Amiante: les salariés de Bosch obtiennent réparation aux prud’hommes

BOBIGNY, 28 janvier 2016 (AFP) – Les salariés et ex-salariés de Bosch qui demandaient réparation après avoir été exposés à l’amiante dans les années 1990 ont obtenu gain de cause jeudi auprès des prud’hommes de Bobigny (Seine-Saint-Denis) et recevront 5.000 euros de dommages et intérêts, a constaté un journaliste de l’AFP.

L’équipementier automobile et fabricant d’électroménager va devoir indemniser les plaignants au titre du « préjudice d’anxiété », et également s’acquitter de 200 euros par personne au titre de l’article 700 du code de procédure civile (frais d’avocat).

« On espérait un peu plus, 8.000 euros par exemple comme dans d’autres affaires d’amiante », a avoué Dominique Urtebise, délégué syndicat CGT et employé sur le site de Saint-Barthélemy-d’Anjou, près d’Angers, depuis 30 ans.

« C’est tout de même un soulagement car l’anxiété, à juste titre, des salariés a bien été reconnue par la justice », a salué de son côté Me Waheb Berkouche, l’avocat des 315 salariés engagés dans la procédure.

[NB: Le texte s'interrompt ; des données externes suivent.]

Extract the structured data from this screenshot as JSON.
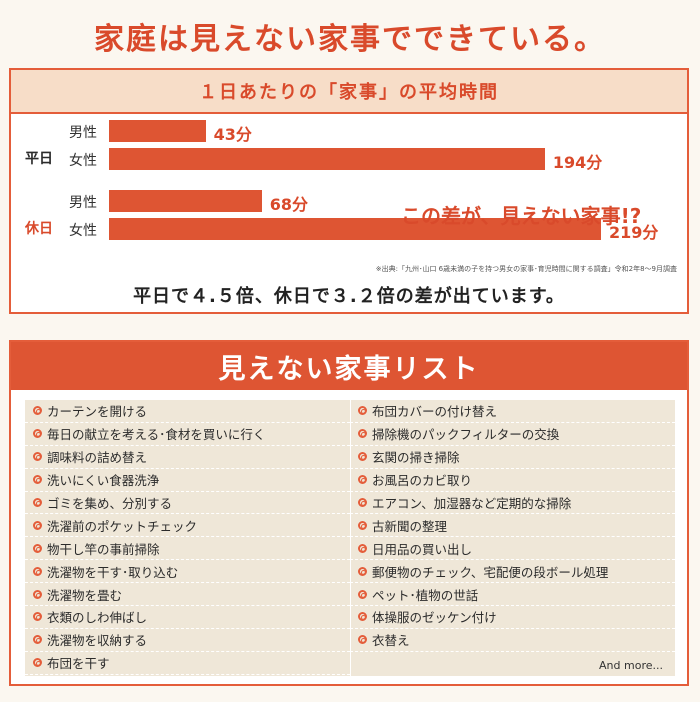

MM. Urtebise et Berkouche n’excluaient pas de faire appel de la décision. « La jurisprudence de la cour d’appel de Paris dans ces cas-là est plutôt d’allouer 10.000 euros par tête », a indiqué l’avocat.

Bosch a également un mois pour faire appel, comme ce fut le cas dans une autre affaire d’amiante, l’opposant cette fois à des salariés de son usine de Drancy (Seine-Saint-Denis).

En 2014, ces 80 salariés avaient obtenu en première instance 5.000 euros par personne et repasseront devant la cour d’appel de Paris le 18 février.

Enfin sur le site de Beauvais, 600 salariés d’une autre entité du groupe avaient été indemnisés à hauteur de 8.000 euros pour le même motif en appel devant le tribunal d’Amiens.

La dangerosité de l’amiante est connue depuis 1990. Son caractère cancérogène a été établi scientifiquement en 1977 mais son interdiction totale n’est intervenue qu’en 1997.

En 2005, un rapport sénatorial avait accablé l’État pour sa « gestion défaillante » de ce dossier, jugé responsable par les autorités sanitaires de 10% à 20% des cancers du poumon et qui pourrait provoquer 100.000 décès d’ici à 2025.

A l’usine de Saint-Barthélemy d’Anjou, c’est la production jusqu’au milieu des années 1990 de systèmes de freinage contenant de l’amiante qui a exposé les salariés, dont certains sont depuis tombés gravement malades, ou décédés.